To accommodate growth in western Little Rock, LRWU bought twenty-two acres of land in 1976 for treating reclaimed water in the Maumelle River Basin, but local opposition scuttled the plans, and the following year, LRWU began work on three pumping stations to carry the sewage over the hills, where it could then be transported eastward to the treatment plant.
In 1978, Judge Thomas Eisele found the Sewer Committee guilty of making false statements to the Environmental Protection Agency (EPA) about frequency of testing and quality of water discharged into the river, and the committee subsequently undertook a major modernization of the treatment plant, as well as enforcing the requirement that industrial facilities pretreat their sewage before discharging it into the city’s system.

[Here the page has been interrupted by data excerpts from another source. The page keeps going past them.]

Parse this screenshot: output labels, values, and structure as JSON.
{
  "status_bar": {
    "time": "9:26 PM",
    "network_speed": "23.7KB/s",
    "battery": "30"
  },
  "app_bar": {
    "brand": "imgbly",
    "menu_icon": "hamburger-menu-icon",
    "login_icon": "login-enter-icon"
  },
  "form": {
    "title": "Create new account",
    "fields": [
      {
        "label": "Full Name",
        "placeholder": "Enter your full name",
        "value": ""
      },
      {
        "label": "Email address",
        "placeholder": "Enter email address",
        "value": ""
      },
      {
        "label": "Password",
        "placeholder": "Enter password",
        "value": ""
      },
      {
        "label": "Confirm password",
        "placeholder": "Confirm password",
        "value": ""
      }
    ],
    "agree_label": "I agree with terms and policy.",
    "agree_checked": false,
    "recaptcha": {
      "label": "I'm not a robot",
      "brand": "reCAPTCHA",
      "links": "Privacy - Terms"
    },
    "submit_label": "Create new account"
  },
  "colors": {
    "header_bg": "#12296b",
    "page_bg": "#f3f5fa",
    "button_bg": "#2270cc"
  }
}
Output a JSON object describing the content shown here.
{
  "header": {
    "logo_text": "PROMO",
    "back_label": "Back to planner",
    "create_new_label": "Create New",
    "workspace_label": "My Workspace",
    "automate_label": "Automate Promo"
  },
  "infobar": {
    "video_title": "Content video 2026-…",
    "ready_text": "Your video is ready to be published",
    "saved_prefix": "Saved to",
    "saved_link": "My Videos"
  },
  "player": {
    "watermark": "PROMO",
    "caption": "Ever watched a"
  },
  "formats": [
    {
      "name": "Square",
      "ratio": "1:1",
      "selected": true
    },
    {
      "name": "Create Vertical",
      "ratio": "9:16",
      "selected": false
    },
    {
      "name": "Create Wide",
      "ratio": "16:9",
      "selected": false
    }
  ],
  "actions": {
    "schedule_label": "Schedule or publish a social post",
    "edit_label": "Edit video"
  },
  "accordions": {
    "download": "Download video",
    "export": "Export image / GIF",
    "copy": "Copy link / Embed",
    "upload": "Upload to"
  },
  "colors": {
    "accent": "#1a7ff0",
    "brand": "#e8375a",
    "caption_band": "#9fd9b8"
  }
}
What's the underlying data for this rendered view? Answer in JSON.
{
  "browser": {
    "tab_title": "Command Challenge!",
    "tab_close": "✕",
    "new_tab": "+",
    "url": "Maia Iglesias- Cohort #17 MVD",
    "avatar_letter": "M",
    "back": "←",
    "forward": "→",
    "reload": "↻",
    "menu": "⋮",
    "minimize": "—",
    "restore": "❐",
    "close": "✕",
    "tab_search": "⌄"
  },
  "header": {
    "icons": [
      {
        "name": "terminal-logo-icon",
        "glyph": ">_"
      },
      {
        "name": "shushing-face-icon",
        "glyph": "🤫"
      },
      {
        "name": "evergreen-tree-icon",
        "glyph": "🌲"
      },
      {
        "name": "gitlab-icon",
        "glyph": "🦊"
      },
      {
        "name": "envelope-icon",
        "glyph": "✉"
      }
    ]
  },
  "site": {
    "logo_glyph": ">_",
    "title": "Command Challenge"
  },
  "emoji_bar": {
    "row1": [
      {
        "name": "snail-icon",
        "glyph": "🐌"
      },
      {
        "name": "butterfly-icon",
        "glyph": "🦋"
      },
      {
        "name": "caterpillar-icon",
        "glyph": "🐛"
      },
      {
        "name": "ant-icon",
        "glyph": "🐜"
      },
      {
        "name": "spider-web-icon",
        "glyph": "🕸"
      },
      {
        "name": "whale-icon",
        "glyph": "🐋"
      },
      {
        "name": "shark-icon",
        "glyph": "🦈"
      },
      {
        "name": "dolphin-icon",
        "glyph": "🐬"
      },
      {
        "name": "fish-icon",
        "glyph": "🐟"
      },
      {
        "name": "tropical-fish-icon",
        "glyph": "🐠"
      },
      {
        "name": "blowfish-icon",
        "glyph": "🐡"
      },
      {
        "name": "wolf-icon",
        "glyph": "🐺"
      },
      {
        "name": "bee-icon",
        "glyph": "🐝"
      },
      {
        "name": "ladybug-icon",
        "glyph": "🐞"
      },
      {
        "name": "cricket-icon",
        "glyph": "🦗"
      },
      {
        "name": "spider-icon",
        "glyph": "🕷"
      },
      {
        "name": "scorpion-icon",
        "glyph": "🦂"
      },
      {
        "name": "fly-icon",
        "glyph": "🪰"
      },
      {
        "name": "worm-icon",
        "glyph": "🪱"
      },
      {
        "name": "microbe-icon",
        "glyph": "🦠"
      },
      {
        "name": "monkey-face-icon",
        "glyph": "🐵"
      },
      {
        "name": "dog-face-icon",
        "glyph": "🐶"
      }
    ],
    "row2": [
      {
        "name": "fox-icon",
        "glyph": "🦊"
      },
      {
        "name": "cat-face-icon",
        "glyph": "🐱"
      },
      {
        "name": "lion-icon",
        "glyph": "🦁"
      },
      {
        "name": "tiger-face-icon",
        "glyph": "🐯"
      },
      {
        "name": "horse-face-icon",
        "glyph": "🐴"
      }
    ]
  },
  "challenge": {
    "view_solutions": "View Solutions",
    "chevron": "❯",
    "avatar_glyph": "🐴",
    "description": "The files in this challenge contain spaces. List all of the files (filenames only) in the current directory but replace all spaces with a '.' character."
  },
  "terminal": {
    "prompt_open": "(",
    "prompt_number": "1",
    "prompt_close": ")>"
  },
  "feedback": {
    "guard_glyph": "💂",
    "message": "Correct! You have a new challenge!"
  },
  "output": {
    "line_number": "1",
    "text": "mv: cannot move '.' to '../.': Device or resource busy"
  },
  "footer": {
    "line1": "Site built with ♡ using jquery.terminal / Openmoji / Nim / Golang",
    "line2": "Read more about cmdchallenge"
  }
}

In 1989 and 1993, LRWU won awards from the EPA in recognition of its pretreatment program.
In 1989, LRWU opened the Clearwater Maintenance Facility on South Shackleford Road, and the following year, LRWU opened its second treatment plant, Fourche Creek, to accommodate growth at the Little Rock Port Authority. Further growth, especially in western Little Rock, necessitated the construction of the Little Maumelle Water Reclamation Facility on Chenal Parkway just south of Pinnacle Mountain State Park; it opened in 2011. Following a legal settlement between the utility and the Sierra Club, the Peak Flow Attenuation Facility opened in 2018 to reduce sewer overflows during heavy storms. While the facility was under construction, in 2017, LRWU changed its name to Little Rock Water Reclamation Authority.
For additional information:
Griffee, Carol. History of the Little Rock Wastewater Utility. Little Rock: Rose Publishing Company, 1994.
Little Rock Water Reclamation Authority. https://www.lrwra.com/ (accessed March 24, 2026).
Worthen, William B. “Municipal Improvement in Little Rock—A Case History.” Arkansas Historical Quarterly 46 (Winter 1987): 317–347.